Picture: BLOOMBERG/WALDO SWIEGERS
Picture: BLOOMBERG/WALDO SWIEGERS

If it felt like tectonic plates shifted last week, it might be because they finally did. In two remarkable days, the government apparently embraced privatisation (in the case of SAA), while President Cyril Ramaphosa dramatically increased the generation cap for power production independent of Eskom, which could help to alleviate the prolonged power crisis.

Now, South Africans prone to premature optimism have been badly scalded before, but could these two events be the kind of growth-inducing game-changers the country has been craving?

The caveat, as always, is that these are the decisions of an ANC-led government, for which the national interest has, for years, been subordinate to what’s best for the party, and in particular, the pockets of avaricious officials.

And in the case of SAA, the "deal" immediately raises as many questions as answers. For example, how much capital will be needed; who is supplying it; and why have the buyers not completed their due diligence? Also, who else was invited to bid — and what did they offer?

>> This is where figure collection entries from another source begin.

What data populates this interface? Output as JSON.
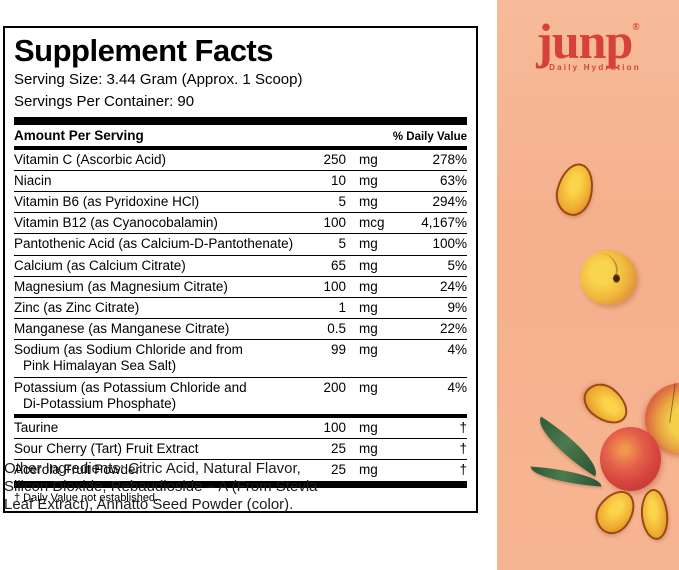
{
  "facts": {
    "title": "Supplement Facts",
    "serving_size": "Serving Size: 3.44 Gram (Approx. 1 Scoop)",
    "servings_per_container": "Servings Per Container: 90",
    "col_amount": "Amount Per Serving",
    "col_dv": "% Daily Value",
    "rows": [
      {
        "name": "Vitamin C (Ascorbic Acid)",
        "amount": "250",
        "unit": "mg",
        "dv": "278%"
      },
      {
        "name": "Niacin",
        "amount": "10",
        "unit": "mg",
        "dv": "63%"
      },
      {
        "name": "Vitamin B6 (as Pyridoxine HCl)",
        "amount": "5",
        "unit": "mg",
        "dv": "294%"
      },
      {
        "name": "Vitamin B12 (as Cyanocobalamin)",
        "amount": "100",
        "unit": "mcg",
        "dv": "4,167%"
      },
      {
        "name": "Pantothenic Acid (as Calcium-D-Pantothenate)",
        "amount": "5",
        "unit": "mg",
        "dv": "100%"
      },
      {
        "name": "Calcium (as Calcium Citrate)",
        "amount": "65",
        "unit": "mg",
        "dv": "5%"
      },
      {
        "name": "Magnesium (as Magnesium Citrate)",
        "amount": "100",
        "unit": "mg",
        "dv": "24%"
      },
      {
        "name": "Zinc (as Zinc Citrate)",
        "amount": "1",
        "unit": "mg",
        "dv": "9%"
      },
      {
        "name": "Manganese (as Manganese Citrate)",
        "amount": "0.5",
        "unit": "mg",
        "dv": "22%"
      },
      {
        "name": "Sodium (as Sodium Chloride and from",
        "name2": "Pink Himalayan Sea Salt)",
        "amount": "99",
        "unit": "mg",
        "dv": "4%"
      },
      {
        "name": "Potassium (as Potassium Chloride and",
        "name2": "Di-Potassium Phosphate)",
        "amount": "200",
        "unit": "mg",
        "dv": "4%"
      }
    ],
    "other_rows": [
      {
        "name": "Taurine",
        "amount": "100",
        "unit": "mg",
        "dv": "†"
      },
      {
        "name": "Sour Cherry (Tart) Fruit Extract",
        "amount": "25",
        "unit": "mg",
        "dv": "†"
      },
      {
        "name": "Acerola Fruit Powder",
        "amount": "25",
        "unit": "mg",
        "dv": "†"
      }
    ],
    "footnote": "† Daily Value not established."
  },
  "other_ingredients": "Other Ingredients: Citric Acid, Natural Flavor, Silicon Dioxide, Rebaudioside – A (From Stevia Leaf Extract), Annatto Seed Powder (color).",
  "brand": {
    "name": "junp",
    "trademark": "®",
    "tagline": "Daily Hydration",
    "logo_color": "#d6423a",
    "panel_bg": "#f6b28f"
  }
}
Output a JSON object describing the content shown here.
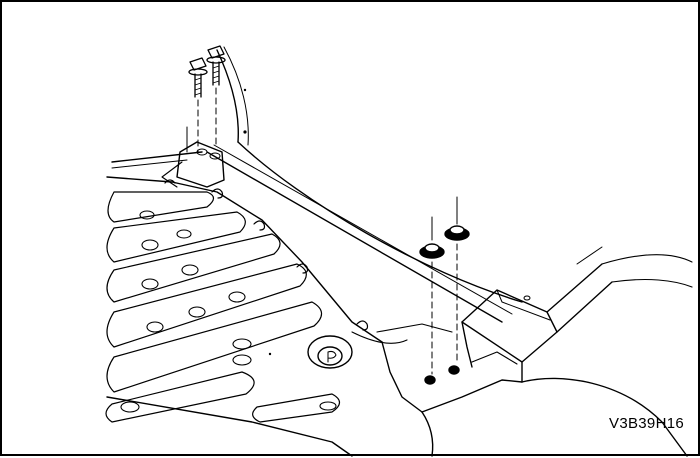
{
  "figure": {
    "code": "V3B39H16",
    "colors": {
      "ink": "#000000",
      "paper": "#ffffff"
    },
    "parts": {
      "bolts": 2,
      "nuts_with_washers": 2
    }
  }
}
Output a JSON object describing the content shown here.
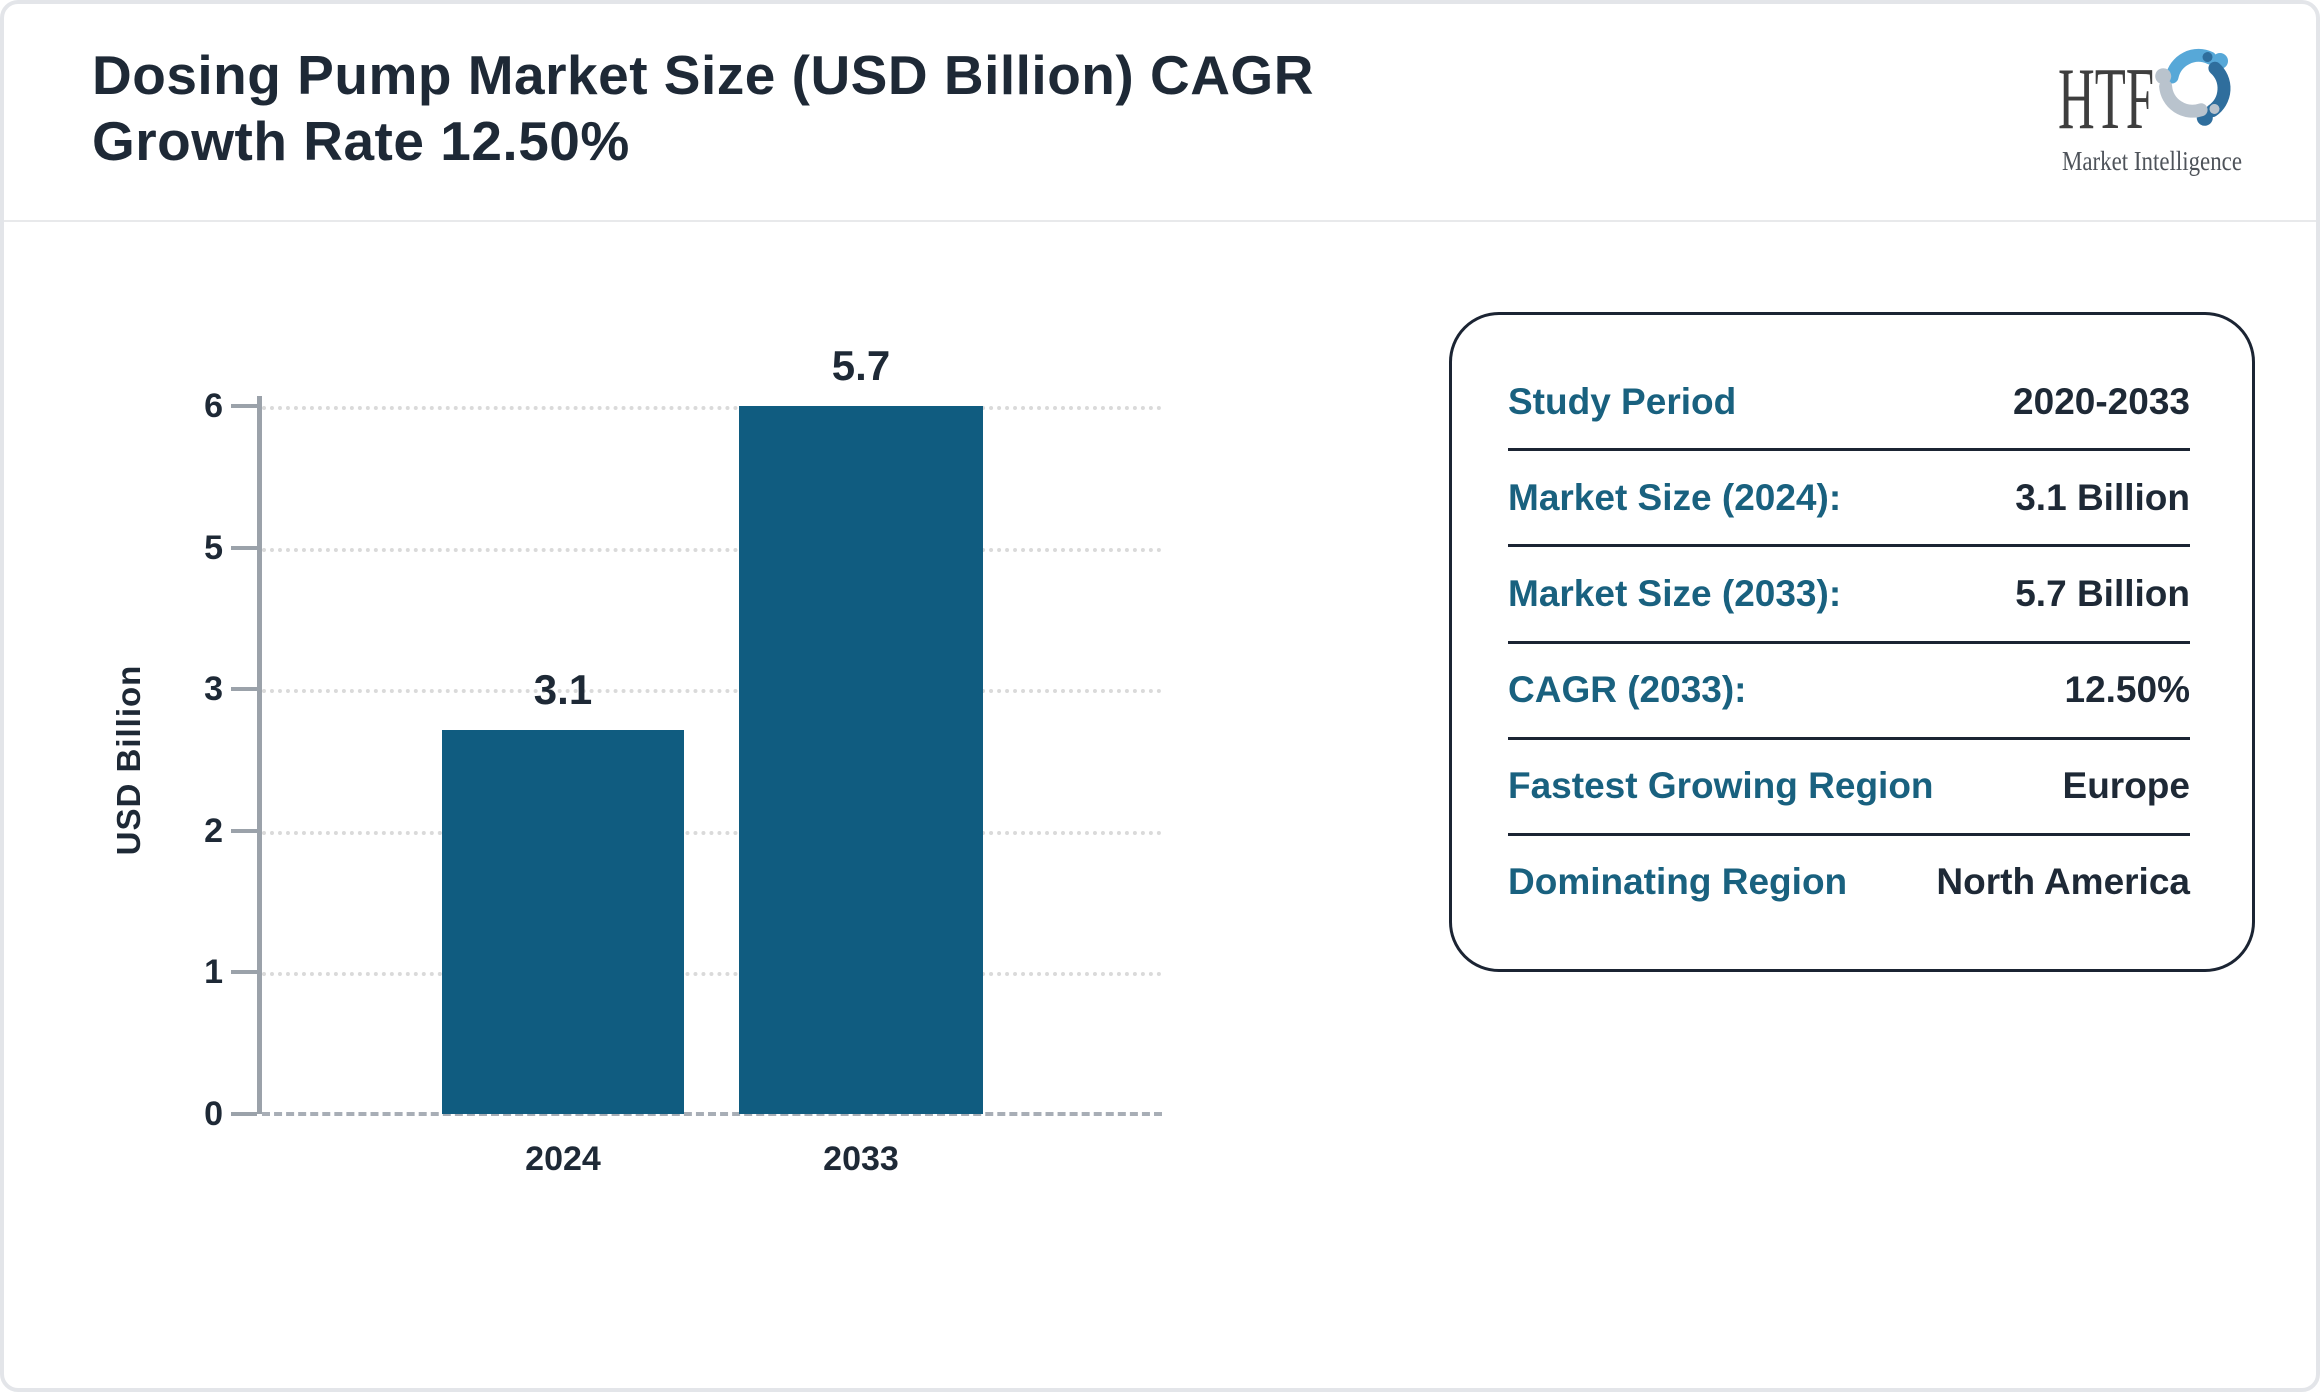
{
  "header": {
    "title_line1": "Dosing Pump Market Size (USD Billion) CAGR",
    "title_line2": "Growth Rate 12.50%"
  },
  "logo": {
    "brand": "HTF",
    "subtitle": "Market Intelligence",
    "colors": {
      "brand_text": "#3E3E3E",
      "subtitle_text": "#4E535A",
      "figure_light_blue": "#57A8D8",
      "figure_gray": "#B9C3CD",
      "figure_steel_blue": "#2F6E9D"
    }
  },
  "chart_data": {
    "type": "bar",
    "title": "Dosing Pump Market Size (USD Billion) CAGR Growth Rate 12.50%",
    "categories": [
      "2024",
      "2033"
    ],
    "values": [
      3.1,
      5.7
    ],
    "ylabel": "USD Billion",
    "xlabel": "",
    "ylim": [
      0,
      6
    ],
    "ytick_labels": [
      "6",
      "5",
      "3",
      "2",
      "1",
      "0"
    ],
    "grid": "dotted horizontal gridlines at each tick, dashed baseline at 0",
    "legend": "none",
    "bar_color": "#105C80",
    "bars": [
      {
        "category": "2024",
        "value": 3.1,
        "label": "3.1",
        "rendered_height_pct": 54.3
      },
      {
        "category": "2033",
        "value": 5.7,
        "label": "5.7",
        "rendered_height_pct": 100
      }
    ]
  },
  "panel": {
    "rows": [
      {
        "label": "Study Period",
        "value": "2020-2033"
      },
      {
        "label": "Market Size (2024):",
        "value": "3.1 Billion"
      },
      {
        "label": "Market Size (2033):",
        "value": "5.7 Billion"
      },
      {
        "label": "CAGR (2033):",
        "value": "12.50%"
      },
      {
        "label": "Fastest Growing Region",
        "value": "Europe"
      },
      {
        "label": "Dominating Region",
        "value": "North America"
      }
    ]
  },
  "colors": {
    "dark_text": "#1E2936",
    "bar_teal": "#105C80",
    "panel_label_teal": "#19617F",
    "panel_border": "#1B2433",
    "axis_gray": "#9BA2AA",
    "gridline_gray": "#DADADA",
    "frame_border": "#E3E5E9"
  }
}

This is, after all, a recently bankrupt airline operating in one of the most fraught industries in the world. That the consortium gets to assume an entity with no historical debt means that, at this stage, it stands to rake in 51% of all future upside, while taxpayers have had to stump up all the airline’s considerable liabilities — R14bn in terms of a prolonged business rescue process.

Then again, to find anyone willing to take the smouldering wreck of SAA off the government balance sheet, save jobs and cut losses is perhaps the best possible deal that could be struck.

It’s tempting to succumb to waves of relief that something remotely commercial has been struck, until you recall that had the government backed Vuyani Jarana’s merger with the highly rated Ethiopian Airlines in 2019, the money spent on SAA’s bailout could have been ploughed into SA’s decrepit rail system, say, or our vaccination rollout, or even our crumbling municipalities.

On the other hand, the move to allow companies to produce up to 100MW of their own power and, more importantly, send any surplus to the national grid, indicates that Operation Vulindlela, the joint initiative between the presidency and the National Treasury, may be more than just a nifty-sounding "task team" whose sole achievement will be swilling litres of coffee.

Indications are, however, that Ramaphosa pulled rank on mineral resources & energy minister Gwede Mantashe to make this happen — so it’ll be interesting to see whether the amendments to effect this grand energy liberalisation are completed in the 60 days that the president has given himself. A week, we’d argue, would show the state is serious when it says that load-shedding presents a "massive" risk to the economy. Then again, these blackouts are 13 years old.

As University of Cape Town energy expert Anton Eberhard said last week, the increase in the self-generation cap has to be accompanied by a willingness to liberalise the energy sector from other departments — notably the National Energy Regulator of SA and Mantashe’s ministry.

Business Leadership SA describes the developments as signals that the government is willing to "break from orthodoxy" and "shift the structure of our economy". They show it is "serious [about] holding up its side of the bargain in the agreed economic recovery plan to get SA growing again".

That it has come so late in the day, and at so much needless economic cost, means that while we may applaud the long-awaited action, the real gratitude should come from the dithering state, that it has been given this long by a placid electorate to get moving.